シンプルにいうと、ミノキシジルを飲めば、血管の中が拡がり、血圧が下がります。しかし、人によっては動悸、むくみ、息切れなどの心血管系に由来した副作用が出現することがあります。
医師はミノキシジルと一緒にβ-ブロッカーや利尿剤などを処方し、心血管系でおきる副作用の出現を抑えようとします。

その一方で、個人輸入で取り寄せ、自己判断で飲む人は、当然ながら併用薬なしで飲む人がほとんどで、むくみや動悸などの副作用に悩まれていると聞きます。これは非常に危険な行為です。

日本では非認可医薬品のミノタブは、認可医薬品であれば受けることが出来る「医薬品副作用被害救済制度」を受けることができません。

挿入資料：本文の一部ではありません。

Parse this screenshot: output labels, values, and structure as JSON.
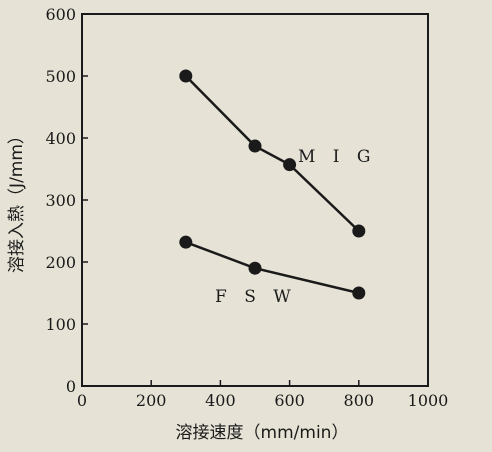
{
  "chart_data": {
    "type": "line",
    "xlabel": "溶接速度（mm/min）",
    "ylabel": "溶接入熱（J/mm）",
    "xlim": [
      0,
      1000
    ],
    "ylim": [
      0,
      600
    ],
    "xticks": [
      0,
      200,
      400,
      600,
      800,
      1000
    ],
    "yticks": [
      0,
      100,
      200,
      300,
      400,
      500,
      600
    ],
    "grid": false,
    "series": [
      {
        "name": "M I G",
        "x": [
          300,
          500,
          600,
          800
        ],
        "y": [
          500,
          387,
          357,
          250
        ]
      },
      {
        "name": "F S W",
        "x": [
          300,
          500,
          800
        ],
        "y": [
          232,
          190,
          150
        ]
      }
    ],
    "colors": {
      "line": "#1a1a1a",
      "marker": "#1a1a1a",
      "background": "#e6e3d6"
    }
  }
}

製造元の大正製薬によると、リアップなどのミノキシジルが入った塗り薬は心血管系に悪影響が出にくいように濃度を調整してあるとのこと。
それでも、リアップの添付文書には心血管系に異常がある人、または心血管系の老化が考えられる65歳以上の人に対して使用上の厳重注意の警告文を掲載しています。

再生医療とミノキシジルタブレット

ミノタブのみならず、プロペシアやザガーロ、ミノキシジルの塗り薬(リアップなど)は使用し続けなければ、AGAは再発します。
しかし、その分、副作用の不安が常について回ります。

一方の再生医療による治療(施術)は一回ですみます。また、自分の脂肪に含まれる幹細胞を使うため、副作用や異物に対する拒絶反応を抑えることができます。
その上、プロペシア、ザガーロ、リアップとの併用も可能なので、併用で確かな治療を受けることができます。

ただ、ミノタブの使用については医師によっても考えが異なるため、相談されることをオススメします。
日本皮膚科学会のガイドラインではミノタブの使用はすすめていませんが、クリニックによっては使用しているところがあります。
当然ながら、医師の元で使用するほうが個人輸入で入手して、体の基礎検査もせずに使用するよりは安全性が高くなります。

まとめ

ネットの普及と共に個人輸入の需要が増加しており、それに比例して利用者のトラブルも急増しているといわれています。
副作用が出て、病院に行っても、医薬品副作用被害救済制度などは活用されません。そのため、診療費も高額になります。

それ以上に怖いのは健康を害すること。医師の元でAGA治療されるのが一番安全で効果があるということになります。